Monday, December 21, 2009

The Real Jobless Rate

In the December 21, 2009 TIME magazine article "The Real Jobless Rate," Justin Fox explains why the unemployment rate may not be the best measure of labor market conditions.
At 8:30 on the morning of the first Friday in December, the Bureau of Labor Statistics (BLS) reported that the unemployment rate had fallen to 10% in November from 10.2% the month before. Hooray! Headlines heralded the unexpected drop. Stock prices surged. Enthused White House press secretary Robert Gibbs: "We're moving in the right direction."

By late morning, though, stocks were slumping. Commentators began to focus on concerns with the numbers. By the following Monday, Federal Reserve Chairman Ben Bernanke was warning that "we still have some way to go before we can be assured that the recovery will be self-sustaining."

So much for that fall in unemployment, huh? It was a telling reaction, indicative of the still gloomy national mood, the perceived fickleness of monthly economic indicators — and the diminished status of the unemployment rate as a statistic. Once the indispensable, largely unquestioned measure of the state of the job market, it is now treated with suspicion and disdain. With good reason, because the unemployment rate fails to accurately reflect just how bad things are out there.
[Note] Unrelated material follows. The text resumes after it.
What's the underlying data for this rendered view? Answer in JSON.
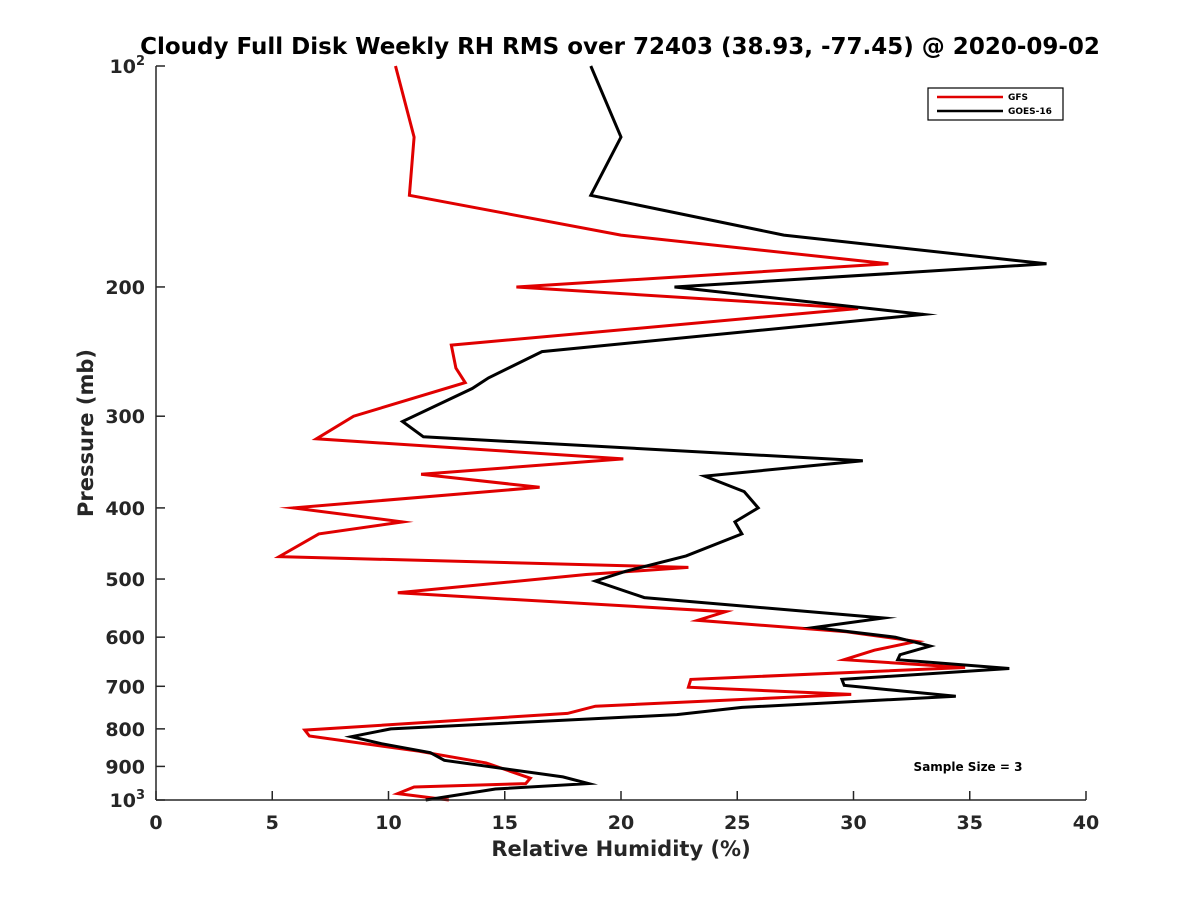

Each month, interviewers contact 60,000 households — most by phone, some in person — and ask about the employment status of household members age 16 and over. Those who don't have jobs but have looked in the past four weeks are classified as unemployed. After some statistical adjustments to extrapolate the data from those 60,000 households to the total U.S. population, the number of unemployed is divided by the size of the labor force (employed plus unemployed), and there's your rate. Measured that way, unemployment still isn't as bad as it was at the lowest point of the 1981-82 recession, when it hit 10.8%. And it's nowhere near what it was in 1933, when the rate peaked somewhere around 25%.

This method of calculating unemployment was pioneered by the head of the Massachusetts Bureau of Statistics of Labor in 1878, and it has its merits. It's simple. It's straightforward. And it provides a pretty accurate count of those who really, really want jobs. But it also misses millions of people who may not be actively looking for a job but would happily take one if offered. Those ranks surely swell in a deep recession or during a time of economic turmoil that destroys entire job categories (like autoworker). The government's statisticians are aware of this, and since the 1970s the BLS has published broader measures of unemployment that include at least some of these people. In 1994 the broadest measure — which counts as unemployed those who have looked for work in the past year but not the past four weeks, plus part-time workers who would rather be working full time — was dubbed U-6 unemployment. During this recession, it has gotten far more attention than ever before. U-6 unemployment was at 17.2% in November, down from 17.5% the month before and up from 8.4% two years ago. These figures aren't strictly comparable with those from before 1994, but the New York Times has taken a stab at recalculating the earlier numbers — with help from the BLS — and estimates that U-6 unemployment peaked in December 1982 at 17.1%. Meaning this recession is worse.

Even these figures leave out people who say they want a job but haven't looked in the past year. Economist and gadfly John Williams, whose online newsletter Shadow Government Statistics has gained a big following lately, adds them in, makes a few tweaks and gets to 21.8% unemployment in November, down from 22.1% in October.

Such measures still rely on people's own assessment of whether they want to work. A BLS study a decade ago found that these self-assessments aren't all that reliable. So how about the simplest possible job-market measure, the employment-to-population ratio? Among Americans ages 25 to 54, it was at 75.1% in November, down from 80.3% in early 2007 and — with the exception of October's 75% — the lowest it's been since 1984. Because of the entry of women into the workforce, the ratio trended upward from the 1960s through the 1990s. If you look just at men ages 25 to 54, the picture is much more dire. Their employment-to-population ratio of 80.6% in November is the lowest since the BLS began keeping track in 1948. It's 4 percentage points lower than it was in the depths of the early-1980s downturn.

There are certainly other factors at play here besides just a tough job market — more stay-at-home dads, more rich loafers, more prison inmates. But it also may be a sign that these are in fact the worst times for American workers since the 1930s. Which helps explain why there was so little excitement about that drop in the unemployment rate to 10%.